La rassegna stampa del sabato

Dreamland. Adesso anche la grande stampa di informazione si è accorta di Dreamland, il film di Sandro Ravagnani il cui trailer sembra la parodia di uno di Maccio Capatonda. E infatti il Corriere si diverte a prendere in giro il film di mazzate realizzato con qualche contributo (pochissima roba rispetto all’investimento complessivo) degli enti locali pugliesi. Il nostro fedemc, però, ci era arrivato prima.

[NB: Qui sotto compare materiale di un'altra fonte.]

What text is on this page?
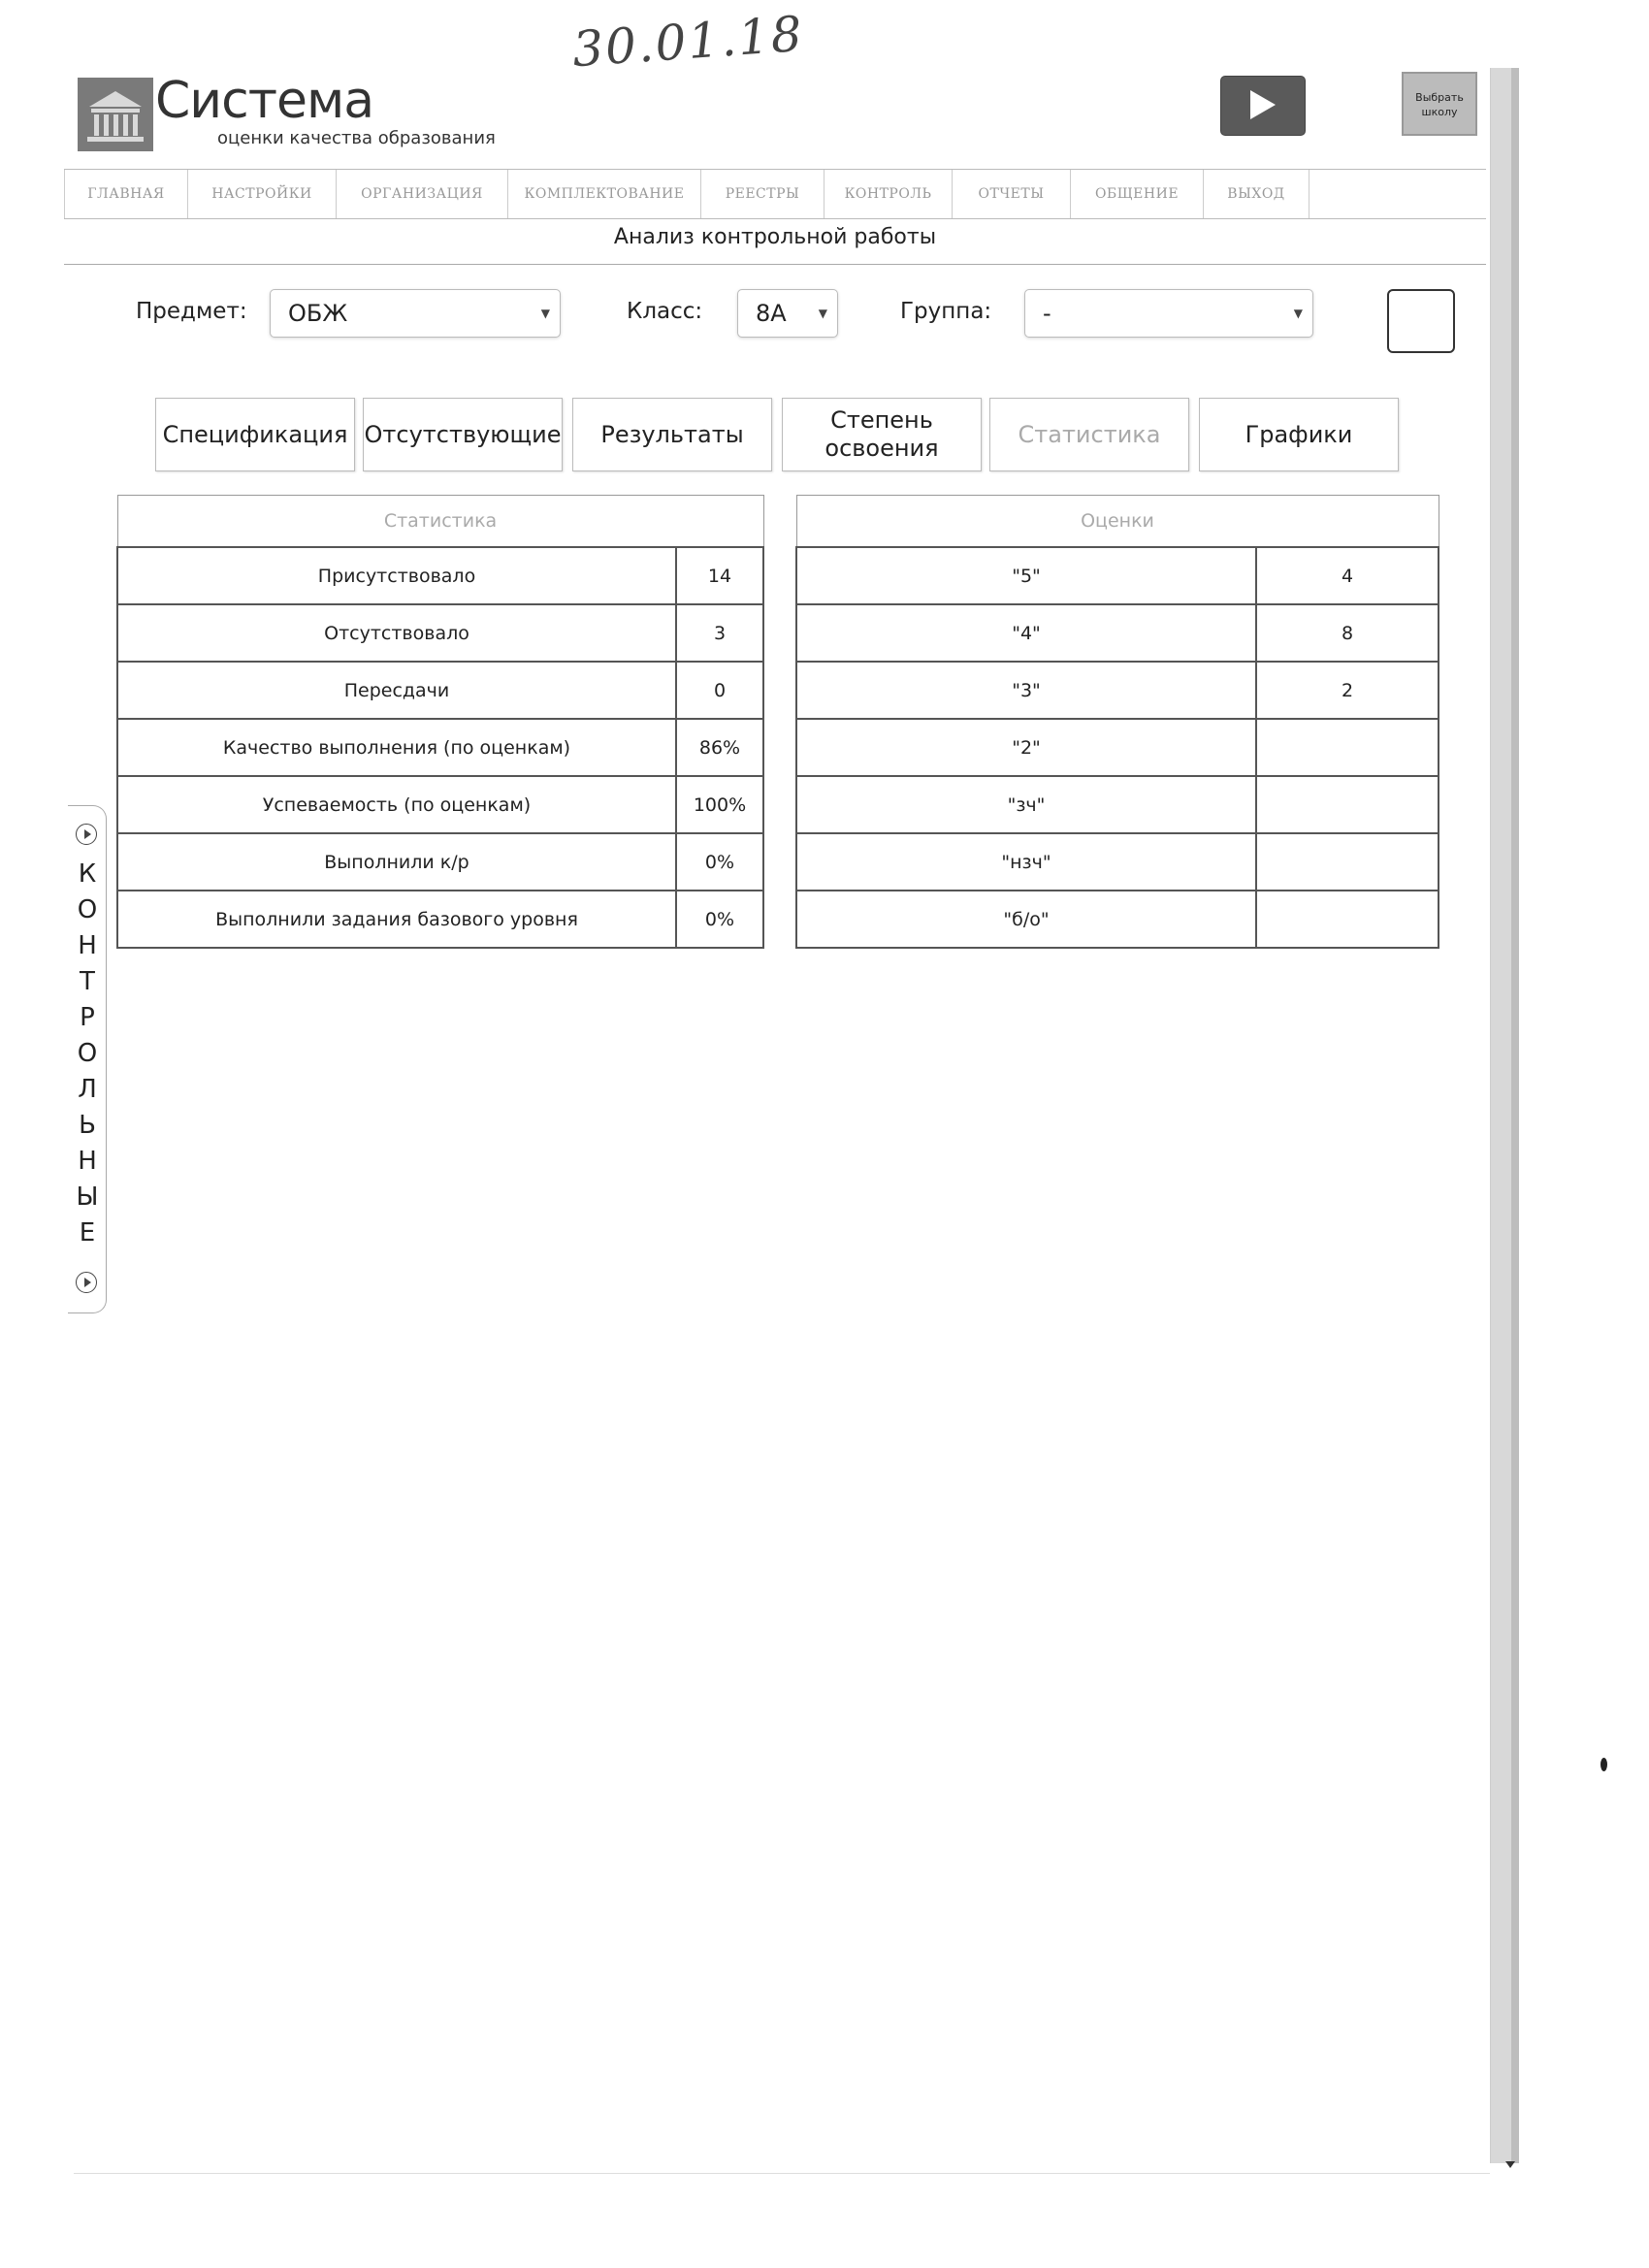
30.01.18
Система
оценки качества образования
Выбрать школу
ГЛАВНАЯ	НАСТРОЙКИ	ОРГАНИЗАЦИЯ	КОМПЛЕКТОВАНИЕ	РЕЕСТРЫ	КОНТРОЛЬ	ОТЧЕТЫ	ОБЩЕНИЕ	ВЫХОД
Анализ контрольной работы
Предмет:	ОБЖ	▼	Класс:	8А	▼	Группа:	-	▼
Спецификация Отсутствующие	Результаты
Степень освоения
Статистика	Графики
Статистика	
Присутствовало	14
Отсутствовало	3
Пересдачи	0
Качество выполнения (по оценкам)	86%
Успеваемость (по оценкам)	100%
Выполнили к/р	0%
Выполнили задания базового уровня	0%
Оценки	
"5"	4
"4"	8
"3"	2
"2"	
"зч"	
"нзч"	
"б/о"	
К
О
Н
Т
Р
О
Л
Ь
Н
Ы
Е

Cinecittà/Luce. Tra le pieghe dell’ultima manovra economica, e non certo in posizione di rilievo, c’è anche la riforma dell’ente Cinecittà Luce. La vecchia società per azioni viene liquidata e sostituita con una s.r.l. controllata del Ministero dell’Economia. Per la cronaca la vecchia (a questo punto) Cinecittà Luce s.p.a. era nata solo due anni fa, dalla fusione di Cinecittà Holding e Istituto Luce e anche in quel caso il pacchetto azionario era detenuto interamente dal Ministero dell’Economia.

Però non ha tutti i torti. Scene da Asilo Mariuccia (copyright Capezzone) tra Shia LaBeouf e Harrison Ford. Il primo sostiene che Indiana Jones e il regno del teschio di cristallo è un po’ una vaccata. Il secondo dà al primo del “fucking idiot“.

Giallo/Argento. Più di un anno fa fedemc aveva dato un parere definitivo sull’ultimo film di Dario Argento, che ora esce, dopo mille problemi legali e contrattuali e con un triste cambio di titolo. Qualche dettaglio in più nell’articolo di Michele Anselmi via Dagospia.

Ma Brad Pitt sa anche recitare? Chi ha visto The Tree of Life la domanda se l’è fatta. Il problema è quello classico degli attori troppo belli: saranno anche bravi o no? (Nel nostro paese ne sappiamo qualcosa con Riccardo Scamarcio, che ha una gran tecnica e nessuno lo prende sul serio, ma è un altro discorso). Gli amici del Guardian ci scherzano un po’ su, il dubbio rimane.